Expressamos-lhe a nossa sincera simpatia e interesse no tema da sua carta. O seu caminho é muito simples. Só tem de criar os seus filhos para Deus e contar com Deus para os seus filhos. Só o Espírito de Deus pode fazer com que um menino compreenda as coisas divinas; não nos corresponde a nós fixar um limite quanto à idade precisa em que um menino é capaz de assimilar a verdade de Deus. Esta é obra do Espírito, e Ele pode fazer entender tanto aos bebés como aos sábios. Um menino é o modelo segundo o qual tem de ser formado todo aquele que tenha que entrar no reino de Deus.
Cremos que Mateus 18:10-14 constitui o fundamento da preciosa verdade da salvação dos infantes. Não o crê você? Não está plenamente persuadido de que todos quantos morrem na infância são salvos? Não crê que assim como os seus pequenos corpos sobrelevam a pena do pecado de Adão, as suas preciosas almas participam dos benefícios do sacrifício expiatório de Cristo? Pois bem, se você crê isto, por que teria de estar aflito o seu coração em relação ao destino do seu menino quando o Senhor retorne? Não pode confiar plenamente nesse Bendito que nos dias da Sua carne disse: “Deixai vir a mim os meninos, e não os impeçais, porque dos tais é o reino de Deus?” (Lc 18:16, ARC, Pt) Pode o seu coração abrigar, sequer por um instante, o indigno pensamento de que o seu misericordioso Senhor, quando voltar em busca do Seu povo, seria capaz de tomar a mãe para que esteja com Ele e deixar o seu bebé que pereceu? Você pergunta-nos se «podemos citar-lhe alguma passagem que mostre o que será dos pequenos filhos dos crentes quando o Senhor tenha arrebatado a Sua Igreja». Respondemos ao ponto: “Vede, não desprezeis algum destes pequeninos, porque eu vos digo que os seus anjos nos céus sempre vêem a face de meu Pai que está nos céus. Porque o Filho do homem veio salvar o que se tinha perdido. Que vos parece? Se algum homem tiver cem ovelhas, e uma delas se desgarrar, não irá pelos montes, deixando as noventa e nove, em busca da que se desgarrou? E, se porventura achá-la, em verdade vos digo que maior prazer tem por aquela do que pelas noventa e nove que se não desgarraram. Assim, também, não é vontade de vosso Pai, que está nos céus, que um destes pequeninos se perca.”(Mt 18:10-14 ACF)

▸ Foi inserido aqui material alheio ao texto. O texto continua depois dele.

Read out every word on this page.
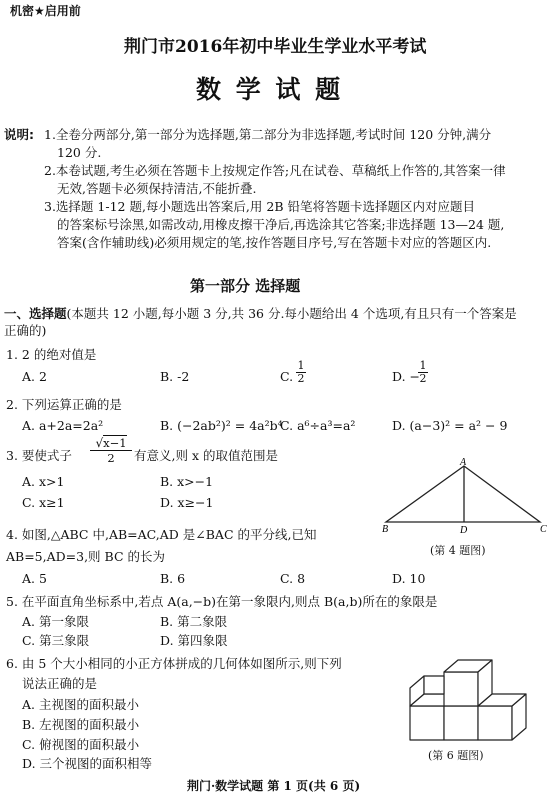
机密★启用前
荆门市2016年初中毕业生学业水平考试
数 学 试 题
说明: 1.全卷分两部分,第一部分为选择题,第二部分为非选择题,考试时间 120 分钟,满分
120 分.
2.本卷试题,考生必须在答题卡上按规定作答;凡在试卷、草稿纸上作答的,其答案一律
无效,答题卡必须保持清洁,不能折叠.
3.选择题 1-12 题,每小题选出答案后,用 2B 铅笔将答题卡选择题区内对应题目
的答案标号涂黑,如需改动,用橡皮擦干净后,再选涂其它答案;非选择题 13—24 题,
答案(含作辅助线)必须用规定的笔,按作答题目序号,写在答题卡对应的答题区内.
第一部分 选择题
一、选择题(本题共 12 小题,每小题 3 分,共 36 分.每小题给出 4 个选项,有且只有一个答案是
正确的)
1. 2 的绝对值是
A. 2	B. -2	C.
1
2	D. −
1
2
2. 下列运算正确的是
A. a+2a=2a²	B. (−2ab²)² = 4a²b⁴
C. a⁶÷a³=a²	D. (a−3)² = a² − 9
3. 要使式子
√x−1
2	有意义,则 x 的取值范围是
A. x>1	B. x>−1
C. x≥1	D. x≥−1
A
B	C
D
(第 4 题图)
4. 如图,△ABC 中,AB=AC,AD 是∠BAC 的平分线,已知
AB=5,AD=3,则 BC 的长为
A. 5	B. 6	C. 8	D. 10
5. 在平面直角坐标系中,若点 A(a,−b)在第一象限内,则点 B(a,b)所在的象限是
A. 第一象限	B. 第二象限
C. 第三象限	D. 第四象限
6. 由 5 个大小相同的小正方体拼成的几何体如图所示,则下列
说法正确的是
A. 主视图的面积最小
B. 左视图的面积最小
C. 俯视图的面积最小
D. 三个视图的面积相等
(第 6 题图)
荆门·数学试题 第 1 页(共 6 页)
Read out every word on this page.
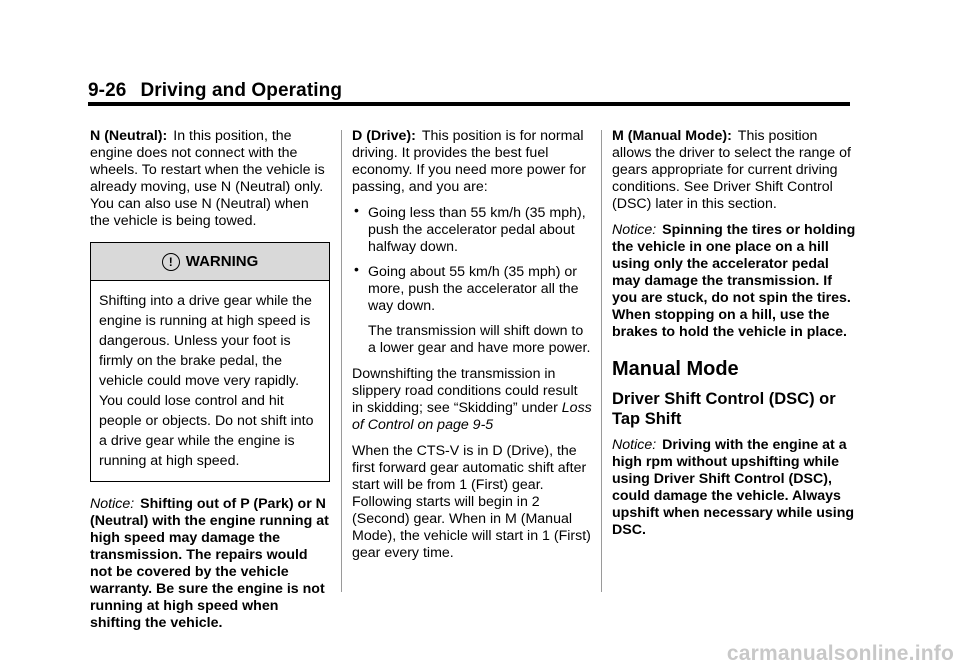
9-26 Driving and Operating

N (Neutral): In this position, the engine does not connect with the wheels. To restart when the vehicle is already moving, use N (Neutral) only. You can also use N (Neutral) when the vehicle is being towed.

! WARNING
Shifting into a drive gear while the engine is running at high speed is dangerous. Unless your foot is firmly on the brake pedal, the vehicle could move very rapidly. You could lose control and hit people or objects. Do not shift into a drive gear while the engine is running at high speed.

Notice: Shifting out of P (Park) or N (Neutral) with the engine running at high speed may damage the transmission. The repairs would not be covered by the vehicle warranty. Be sure the engine is not running at high speed when shifting the vehicle.

D (Drive): This position is for normal driving. It provides the best fuel economy. If you need more power for passing, and you are:

• Going less than 55 km/h (35 mph), push the accelerator pedal about halfway down.
• Going about 55 km/h (35 mph) or more, push the accelerator all the way down.
The transmission will shift down to a lower gear and have more power.

Downshifting the transmission in slippery road conditions could result in skidding; see “Skidding” under Loss of Control on page 9-5

When the CTS-V is in D (Drive), the first forward gear automatic shift after start will be from 1 (First) gear. Following starts will begin in 2 (Second) gear. When in M (Manual Mode), the vehicle will start in 1 (First) gear every time.

M (Manual Mode): This position allows the driver to select the range of gears appropriate for current driving conditions. See Driver Shift Control (DSC) later in this section.

Notice: Spinning the tires or holding the vehicle in one place on a hill using only the accelerator pedal may damage the transmission. If you are stuck, do not spin the tires. When stopping on a hill, use the brakes to hold the vehicle in place.

Manual Mode
Driver Shift Control (DSC) or Tap Shift

Notice: Driving with the engine at a high rpm without upshifting while using Driver Shift Control (DSC), could damage the vehicle. Always upshift when necessary while using DSC.

carmanualsonline.info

Pois bem, querido amigo, não é esta uma preciosa resposta à sua pergunta? Não é divinamente a propósito para afugentar toda a sua ansiedade quanto ao seu precioso bebé durante o evento da vinda do Senhor? Pensa você que o Salvador da graça, O qual proferiu estas palavras, ignorará os meninos quando vier pela Sua Igreja? Só o pensamento disso seria uma blasfémia. Oh, não, amado amigo! O nosso misericordioso Senhor será tão plenamente glorificado ao receber no Seu peito e ao levar para a Sua casa os pequeninos do Seu povo, tanto como os seus pais. Não é Sua vontade, agora, nem poderia sê-la então, “que se perca a um destes pequenos”. Que o seu coração ache pleno repouso quanto a esta questão, na eterna verdade de Deus e na rica e preciosa graça que resplandece tão brilhante e bem aventurosamente em Mateus 18:10-14(6).
Notas:
(1) Nos dias de hoje «cota», «meu velhote» e outros epítetos semelhantes... Estamos em 2009!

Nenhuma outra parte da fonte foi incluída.